A CNBB, em sua recente assembléia geral, encerrada no último fim de semana, aprovou um documento intitulado ‘Exigências Evangélicas e Éticas de Superação da Miséria e da Fome‘. A Igreja no Brasil exprime assim, de um lado, sua profunda preocupação com nosso povo mais pobre e, de outro, sua decidida vontade de contribuir para combater e superar, à luz do Evangelho e da ética, este enorme problema social da miséria e da fome.

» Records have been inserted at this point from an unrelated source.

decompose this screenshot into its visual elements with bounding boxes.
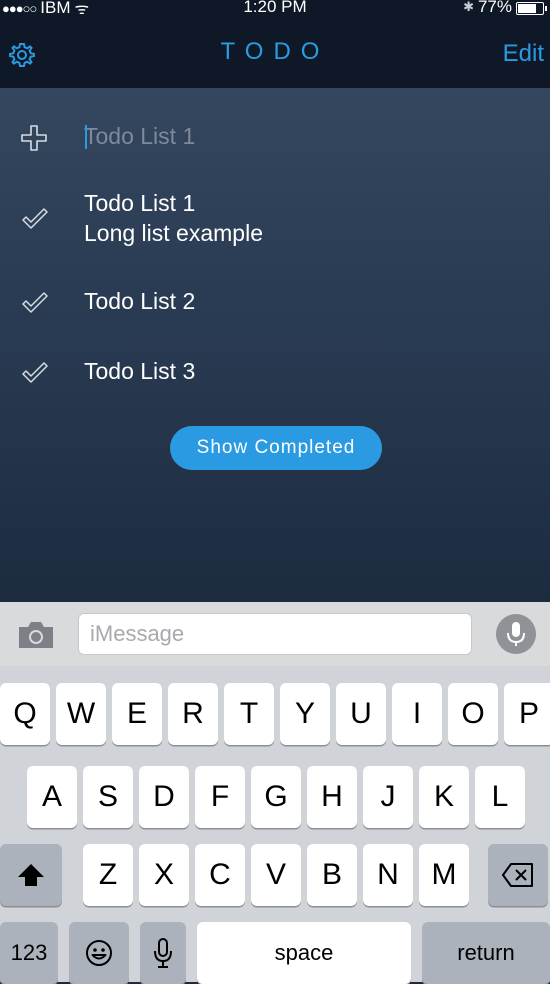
bluetooth-icon: ✱	[463, 0, 474, 14]
new-list-row	[0, 88, 550, 178]
page-title: TODO	[220, 38, 330, 65]
checkmark-icon[interactable]	[18, 202, 50, 234]
key-p[interactable]: P	[504, 683, 550, 745]
message-input[interactable]: iMessage	[78, 613, 472, 655]
battery-percent: 77%	[477, 0, 512, 16]
key-n[interactable]: N	[363, 844, 413, 906]
list-item[interactable]: Todo List 1 Long list example	[0, 185, 550, 255]
numbers-key[interactable]: 123	[0, 922, 58, 984]
key-q[interactable]: Q	[0, 683, 50, 745]
emoji-icon	[86, 940, 112, 966]
key-t[interactable]: T	[224, 683, 274, 745]
show-completed-button[interactable]: Show Completed	[170, 426, 382, 470]
key-y[interactable]: Y	[280, 683, 330, 745]
key-m[interactable]: M	[419, 844, 469, 906]
dictation-key[interactable]	[140, 922, 186, 984]
key-o[interactable]: O	[448, 683, 498, 745]
key-v[interactable]: V	[251, 844, 301, 906]
camera-icon[interactable]	[16, 618, 56, 650]
keyboard: QWERTYUIOP ASDFGHJKL ZXCVBNM 123 space r…	[0, 666, 550, 984]
status-bar: ●●●○○ IBM ᯤ 1:20 PM ✱ 77%	[0, 0, 550, 18]
list-title: Todo List 1	[84, 190, 196, 216]
list-title: Todo List 3	[84, 358, 196, 384]
todo-lists-panel: Todo List 1 Long list example Todo List …	[0, 88, 550, 602]
key-c[interactable]: C	[195, 844, 245, 906]
key-a[interactable]: A	[27, 766, 77, 828]
key-s[interactable]: S	[83, 766, 133, 828]
nav-bar: TODO Edit	[0, 18, 550, 88]
key-i[interactable]: I	[392, 683, 442, 745]
list-item[interactable]: Todo List 3	[0, 354, 550, 404]
plus-icon[interactable]	[18, 122, 50, 154]
key-g[interactable]: G	[251, 766, 301, 828]
new-list-input[interactable]	[84, 121, 484, 151]
key-h[interactable]: H	[307, 766, 357, 828]
key-d[interactable]: D	[139, 766, 189, 828]
emoji-key[interactable]	[69, 922, 129, 984]
key-e[interactable]: E	[112, 683, 162, 745]
key-u[interactable]: U	[336, 683, 386, 745]
battery-fill	[518, 3, 537, 13]
status-right: ✱ 77%	[463, 0, 547, 17]
key-b[interactable]: B	[307, 844, 357, 906]
key-x[interactable]: X	[139, 844, 189, 906]
checkmark-icon[interactable]	[18, 356, 50, 388]
key-l[interactable]: L	[475, 766, 525, 828]
return-key[interactable]: return	[422, 922, 550, 984]
list-item[interactable]: Todo List 2	[0, 284, 550, 334]
shift-icon	[18, 864, 44, 886]
microphone-icon	[154, 938, 172, 968]
text-cursor	[85, 125, 87, 149]
list-subtitle: Long list example	[84, 220, 263, 246]
key-r[interactable]: R	[168, 683, 218, 745]
message-bar: iMessage	[0, 602, 550, 666]
list-title: Todo List 2	[84, 288, 196, 314]
space-key[interactable]: space	[197, 922, 411, 984]
key-w[interactable]: W	[56, 683, 106, 745]
microphone-icon[interactable]	[496, 614, 536, 654]
battery-icon	[516, 1, 547, 15]
key-z[interactable]: Z	[83, 844, 133, 906]
checkmark-icon[interactable]	[18, 286, 50, 318]
edit-button[interactable]: Edit	[503, 40, 544, 68]
key-j[interactable]: J	[363, 766, 413, 828]
delete-icon	[502, 863, 533, 887]
delete-key[interactable]	[488, 844, 548, 906]
key-f[interactable]: F	[195, 766, 245, 828]
shift-key[interactable]	[0, 844, 62, 906]
key-k[interactable]: K	[419, 766, 469, 828]
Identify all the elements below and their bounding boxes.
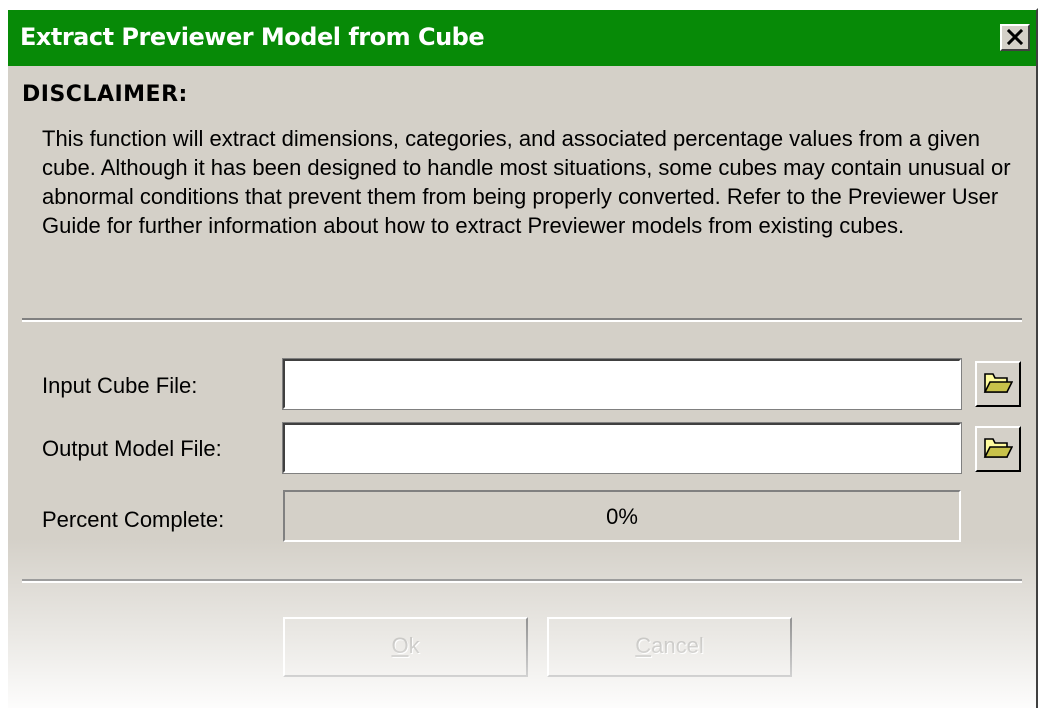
folder-open-icon — [983, 434, 1014, 465]
ok-label-rest: k — [408, 633, 420, 658]
cancel-label-rest: ancel — [651, 633, 704, 658]
close-icon — [1006, 26, 1024, 51]
output-model-label: Output Model File: — [42, 436, 222, 461]
disclaimer-text: This function will extract dimensions, c… — [42, 126, 1011, 238]
progress-bar: 0% — [283, 490, 961, 542]
output-model-field[interactable] — [282, 422, 962, 474]
separator-top — [22, 318, 1022, 322]
cancel-mnemonic: C — [635, 633, 652, 658]
input-cube-label: Input Cube File: — [42, 373, 198, 398]
progress-percent-text: 0% — [606, 504, 638, 529]
ok-mnemonic: O — [391, 633, 409, 658]
percent-complete-label: Percent Complete: — [42, 507, 225, 532]
input-cube-field[interactable] — [282, 358, 962, 410]
separator-bottom — [22, 579, 1022, 583]
title-bar[interactable]: Extract Previewer Model from Cube — [8, 10, 1036, 66]
folder-open-icon — [983, 369, 1014, 400]
extract-model-dialog: Extract Previewer Model from Cube DISCLA… — [6, 8, 1038, 708]
ok-button[interactable]: Ok — [283, 617, 528, 677]
browse-output-model-button[interactable] — [975, 426, 1021, 472]
close-button[interactable] — [1000, 24, 1030, 51]
disclaimer-heading: DISCLAIMER: — [22, 82, 188, 107]
browse-input-cube-button[interactable] — [975, 361, 1021, 407]
cancel-button[interactable]: Cancel — [547, 617, 792, 677]
window-title: Extract Previewer Model from Cube — [20, 23, 485, 51]
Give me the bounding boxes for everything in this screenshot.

Nós, os bispos, declaramos logo no início deste documento que desejamos assumir, a cada dia, as alegrias e esperanças, as angústias e tristezas do povo brasileiro, especialmente das populações das periferias urbanas e das zonas rurais sem terra, sem teto, sem pão, sem saúde lesadas em seus direitos. Assim, queremos continuar solidários com todas as pessoas, de todas as camadas sociais, mas especialmente com os mais pobres e ajudar também a sociedade brasileira a estar bem atenta ao sofrimento daqueles que vivem na miséria e na fome, com o intuito de promover entre o próprio povo ações imediatas em socorro das vítimas e estimular as autoridades governamentais a definir e pôr em prática políticas públicas eficazes para sanar este flagelo social.
No documento, nós, bispos, dizemos que escandaliza-nos o fato de saber que existe alimento suficiente para todos e que a fome se deve à má repartição dos bens e da renda e logo acrescentamos que o problema se agrava com a prática generalizada do desperdício.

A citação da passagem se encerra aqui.